BaLoRA: Bayesian Low-Rank Adaptation of Large Scale Models
For practitioners fine-tuning large models, BaLoRA offers a computationally efficient way to obtain both improved accuracy and reliable uncertainty quantification, addressing a key limitation of standard LoRA.
BaLoRA extends LoRA with a Bayesian input-adaptive parameterization, achieving well-calibrated uncertainty estimates and improving prediction accuracy, narrowing the gap with full fine-tuning on NLP and vision tasks. In band gap prediction, it produces zero-shot uncertainty estimates that correlate more strongly with error than a trained LoRA ensemble.
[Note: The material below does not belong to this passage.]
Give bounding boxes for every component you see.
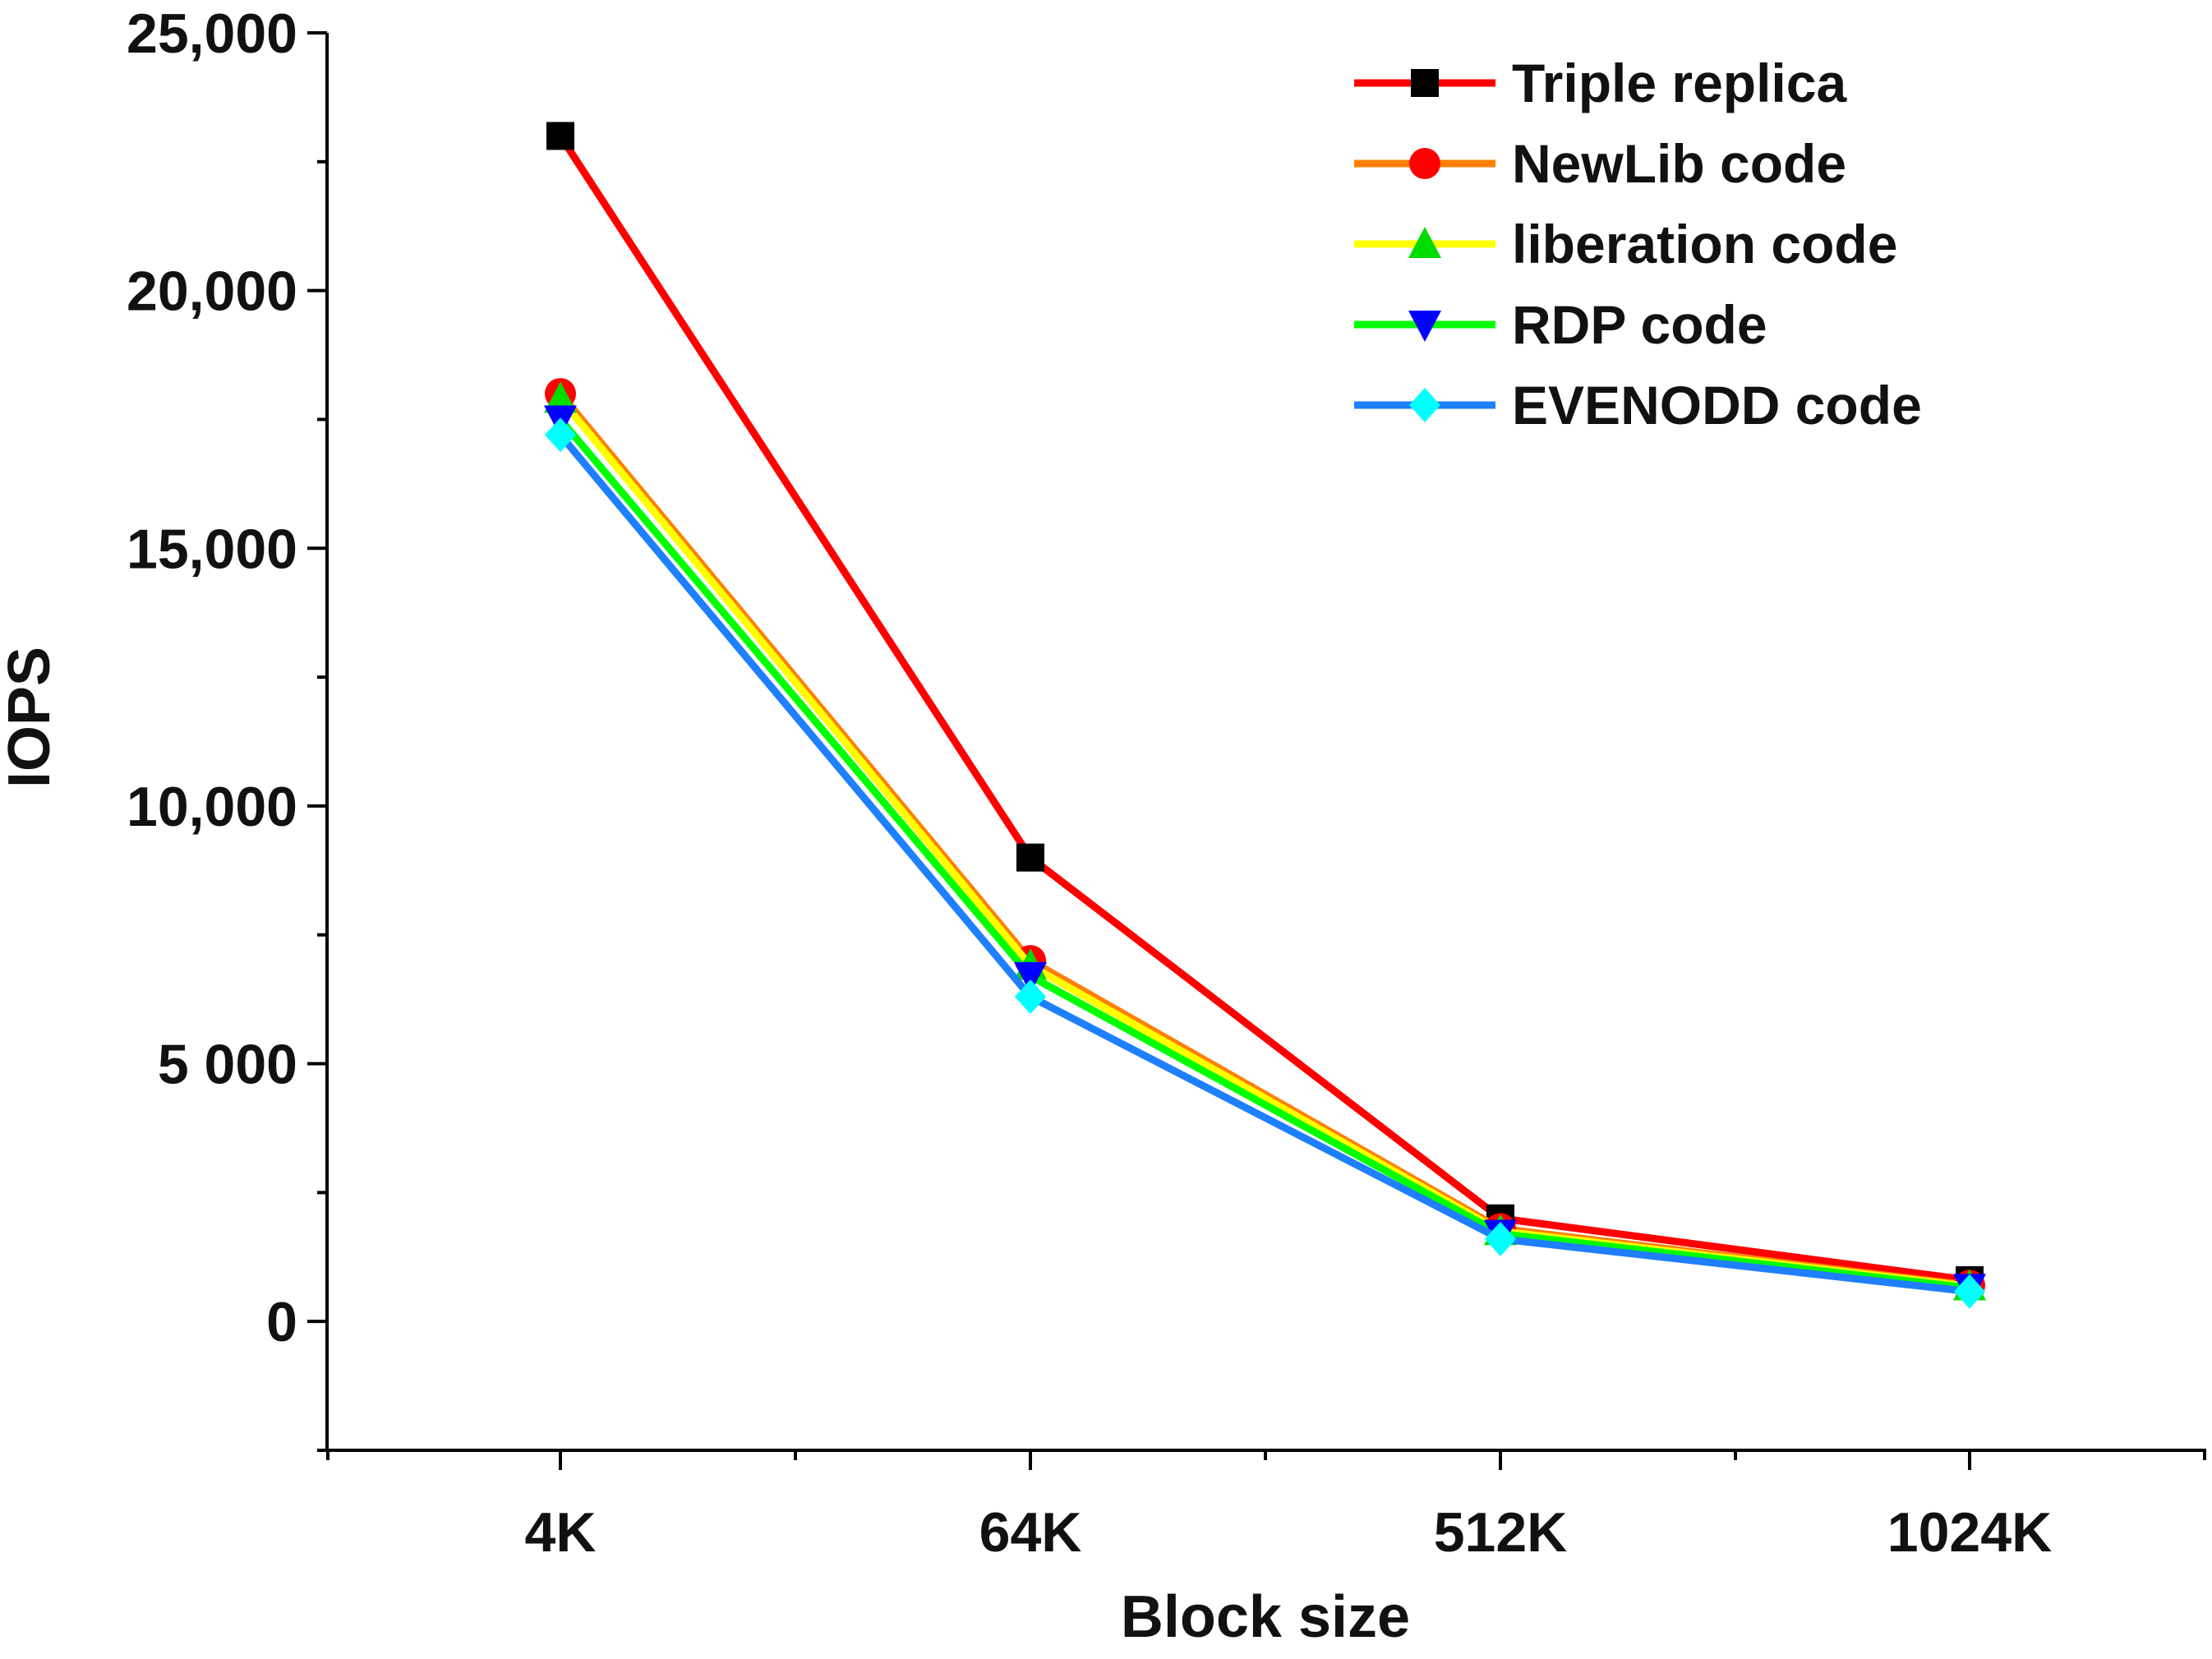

Low-Rank Adaptation (LoRA) has become the standard for fine-tuning large pre-trained models at reduced computational cost. However, its low-rank point-estimate updates limit expressiveness, leave a persistent gap relative to full fine-tuning accuracy, and provide no built-in uncertainty quantification, limiting its applicability in settings where reliability matters as much as accuracy. We introduce BaLoRA, a Bayesian extension of LoRA with a novel input-adaptive Bayesian parameterization of LoRA matrices that adds minimal parameters and compute. Surprisingly, not only does the Bayesian extension yield well-calibrated uncertainty estimates, but the adaptive noise injection underlying our approach also significantly improves prediction accuracy, narrowing the gap with full fine-tuning across both natural language reasoning and vision tasks. When applied to band gap prediction in metal-organic frameworks, BaLoRA produces zero-shot test-time uncertainty estimates that correlate more strongly with model error than a trained ensemble of LoRA models, and improve monotonically with compute without sacrificing accuracy.